Jose lived in a small fishing village about twenty minutes north of Colonia del Sacramento. Their driver, Manuel, a middle-aged man with a handlebar mustache, knew it well.

“Your wife is very beautiful,” Manuel told Nick in Spanish.

“Yes, she is. Although she is not my wife, but my cousin’s,” Nick replied.

“Too bad,” Manuel said.

Nick cut Adrienne a sideways glance. “And she speaks Spanish fluently.”

Manuel glanced at Adrienne in the rearview mirror and gave her a flirtatious smile.

“Gracias,” Adrienne said.

“’Tis but a truth,” Manuel said.

“Manuel, if you had millions of dollars, what would you do with it?” Adrienne asked Manuel.

“We’re back to that?” Nick asked.

“Yes,” Adrienne said. “I think that if God gives you the resources to do a tremendous amount of good, you have a responsibility to use it to make the world a better place.”

Manuel laughed. “I suppose I would send my children to the university and pray that they would do the world some good, but what if they didn’t? What if I paid for them to gain an education, but they did nothing more than become taxi drivers?”

“But would that be so bad?” Adrienne asked. “What if they really enjoy being a taxi driver? Shouldn’t they be free to choose a profession that makes them happy?”
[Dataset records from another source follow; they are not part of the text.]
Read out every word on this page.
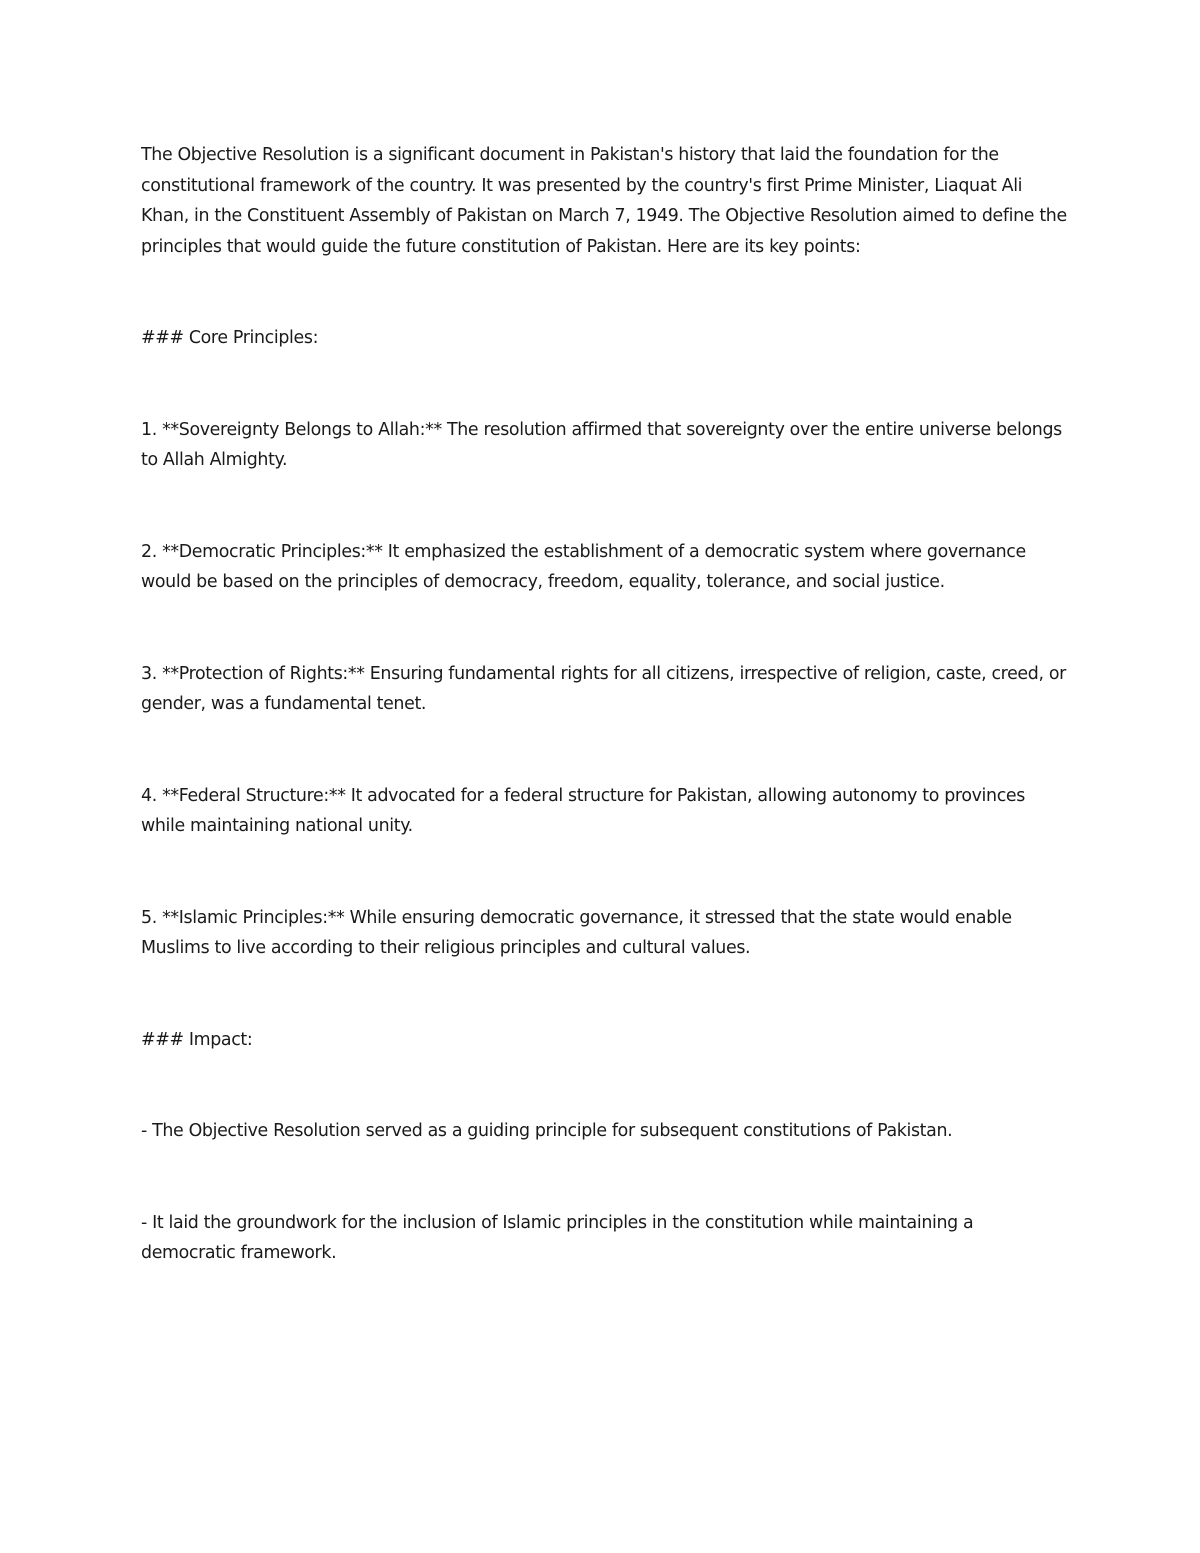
The Objective Resolution is a significant document in Pakistan's history that laid the foundation for the constitutional framework of the country. It was presented by the country's first Prime Minister, Liaquat Ali Khan, in the Constituent Assembly of Pakistan on March 7, 1949. The Objective Resolution aimed to define the principles that would guide the future constitution of Pakistan. Here are its key points:

### Core Principles:

1. **Sovereignty Belongs to Allah:** The resolution affirmed that sovereignty over the entire universe belongs to Allah Almighty.

2. **Democratic Principles:** It emphasized the establishment of a democratic system where governance would be based on the principles of democracy, freedom, equality, tolerance, and social justice.

3. **Protection of Rights:** Ensuring fundamental rights for all citizens, irrespective of religion, caste, creed, or gender, was a fundamental tenet.

4. **Federal Structure:** It advocated for a federal structure for Pakistan, allowing autonomy to provinces while maintaining national unity.

5. **Islamic Principles:** While ensuring democratic governance, it stressed that the state would enable Muslims to live according to their religious principles and cultural values.

### Impact:

- The Objective Resolution served as a guiding principle for subsequent constitutions of Pakistan.

- It laid the groundwork for the inclusion of Islamic principles in the constitution while maintaining a democratic framework.
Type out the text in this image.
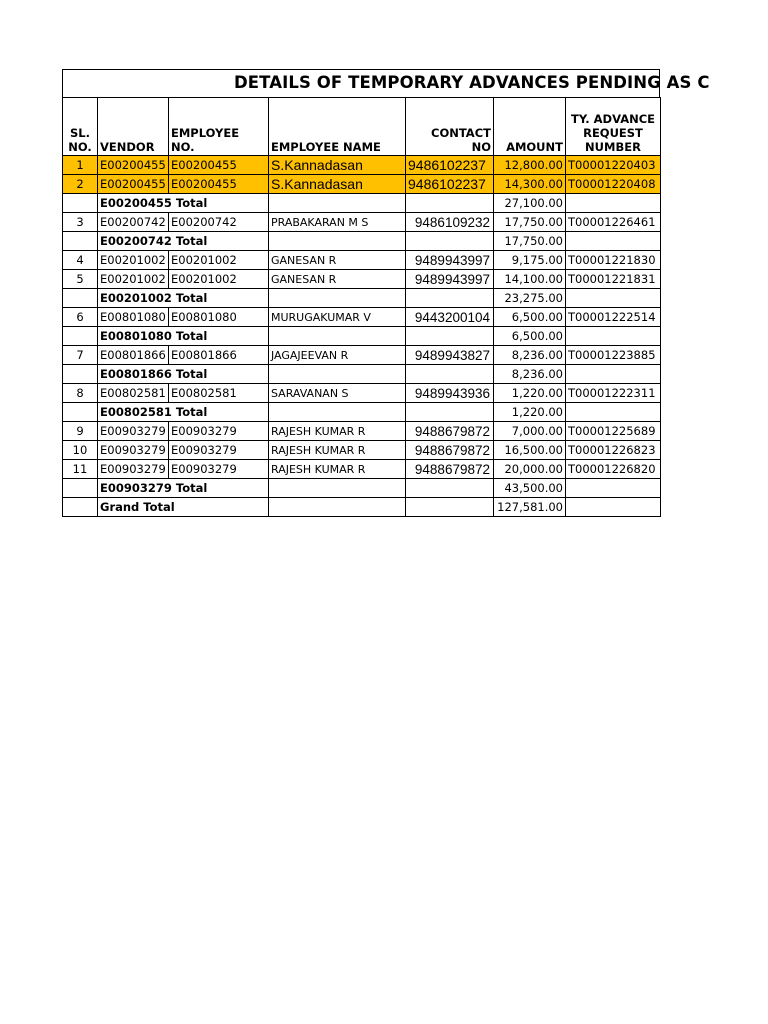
DETAILS OF TEMPORARY ADVANCES PENDING AS C
SL. NO.	VENDOR	EMPLOYEE NO.	EMPLOYEE NAME	CONTACT NO	AMOUNT	TY. ADVANCE REQUEST NUMBER
1	E00200455	E00200455	S.Kannadasan	9486102237	12,800.00	T00001220403
2	E00200455	E00200455	S.Kannadasan	9486102237	14,300.00	T00001220408
	E00200455 Total				27,100.00	
3	E00200742	E00200742	PRABAKARAN M S	9486109232	17,750.00	T00001226461
	E00200742 Total				17,750.00	
4	E00201002	E00201002	GANESAN R	9489943997	9,175.00	T00001221830
5	E00201002	E00201002	GANESAN R	9489943997	14,100.00	T00001221831
	E00201002 Total				23,275.00	
6	E00801080	E00801080	MURUGAKUMAR V	9443200104	6,500.00	T00001222514
	E00801080 Total				6,500.00	
7	E00801866	E00801866	JAGAJEEVAN R	9489943827	8,236.00	T00001223885
	E00801866 Total				8,236.00	
8	E00802581	E00802581	SARAVANAN S	9489943936	1,220.00	T00001222311
	E00802581 Total				1,220.00	
9	E00903279	E00903279	RAJESH KUMAR R	9488679872	7,000.00	T00001225689
10	E00903279	E00903279	RAJESH KUMAR R	9488679872	16,500.00	T00001226823
11	E00903279	E00903279	RAJESH KUMAR R	9488679872	20,000.00	T00001226820
	E00903279 Total				43,500.00	
	Grand Total				127,581.00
Manuel snorted. “You’re right. I do not need a million dollars. I don’t want the responsibility.”

“That’s an interesting way to look at it,” Nick said as he watched the familiar landscape flash by his window. His thoughts drifted to Tio Jose and the life they’d shared before Tia Martha’s death, before Nick had been sent to the States.  For the millionth time, he wondered if that move had been to his benefit. His aunt and uncle in Seattle had loved him and given him a good home, a wonderful education, and a stable upbringing, but maybe, like Manuel’s children, he would have been just as happy working with Tio Jose in Uruguay.

Manuel pulled the taxi alongside the curb in front of Jose’s café. After paying, Nick climbed out, and reached for Adrienne’s hand.

But once on the sidewalk, he froze. Immediately, he knew something was terribly wrong.